I do feel as if they take advantage out of me, they know I have their sons best interest at heart. It just gets too much for me sometimes, it almost feels like he is my child. I have had relationships break down because of it, yes they pay me very well but it's not worth it.

Then why not leave?

SoddingSoda · 17/07/2025 19:21

Op I understand where you are coming from.

I used to care for two children from a very complex family. Some days I’d be waking them up in the morning and then tucking them back into bed. The parents would spend a fortune on gifts but they’d be totally off the mark.
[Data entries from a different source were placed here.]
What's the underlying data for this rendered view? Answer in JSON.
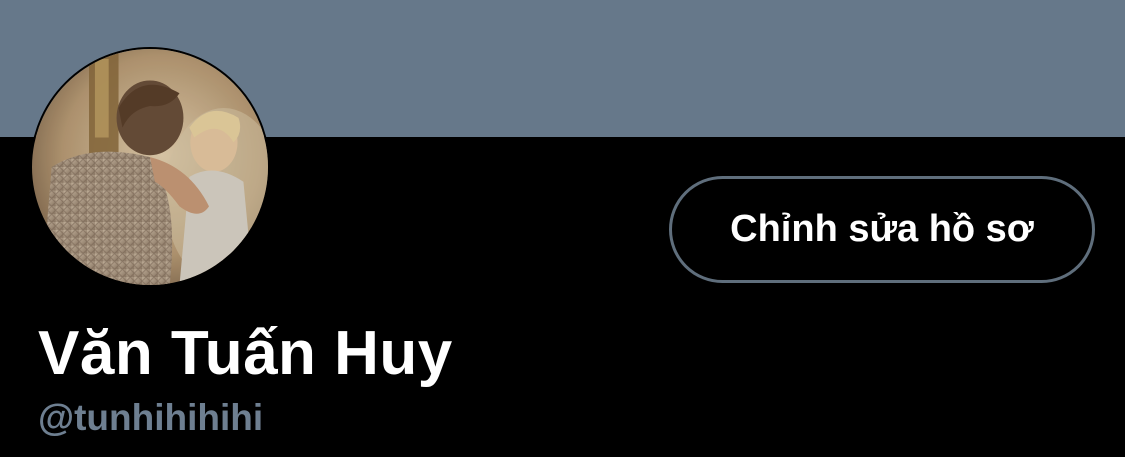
{
  "profile": {
    "display_name": "Văn Tuấn Huy",
    "handle": "@tunhihihihi",
    "edit_button_label": "Chỉnh sửa hồ sơ"
  },
  "colors": {
    "banner": "#66788a",
    "background": "#000000",
    "button_border": "#5f6e7c",
    "handle_text": "#6e7f91",
    "primary_text": "#ffffff"
  }
}
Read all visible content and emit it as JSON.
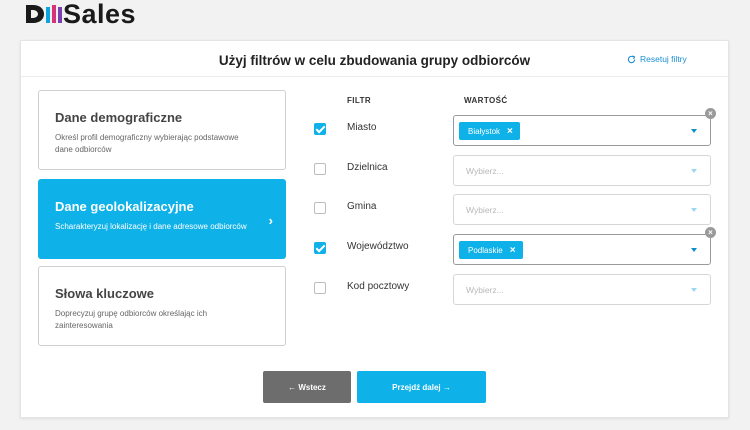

I remember the turmoil I felt when one asked to move in with me and ‘my dad only says he loves me in front of other people’. The other one said how he hated Fridays as that meant two days without me (their parents would feed them but I think zero interaction/would use teenagers as babysitters as they were cheaper..)

They moved away in the end but I look the kids up on social media. I’m half expecting a knock on the door.

BlankStreetMatcha · 17/07/2025 19:25

DrinkFeckArseBrick · 17/07/2025 19:17

Do you get extra money? If so I'd be looking to say yes but you have plans those dates and suggest alternatives.

I'd also be listening to the boy when he tells you his feelings. It sounds a bit like you invalidate them with your responses ( sorry not your intention I am sure). It sounds like you might be the only adult he talks to though so I'm sure he'd like to feel heard.

Have you ever broached this with the parents? That might need it pointing out that their kid actually misses them when theyre not there or suggestions of what would make their son feel better

Yes, they always pay me extra when I agree to take care of him outside of term time.

I always want to ask him why he hates his parents, but I don't feel as it if it my place to question him, then it could escalate into something. I do worry about him, because both parents "seem" lovely and genuine, having said that I do not know what goes on behind closed doors.

No I don't dare to broach anything with his parents, I feel as there are certain boundaries that I can't cross, even though they class me as "family"

OP posts:
BlankStreetMatcha · 17/07/2025 19:26

MellowPinkDeer · 17/07/2025 19:21

Would you rearrange your life for any other job?

I think it’s madness you’d enable this tbh. Just say no.

No I wouldn't, but there is a child involved in this situation.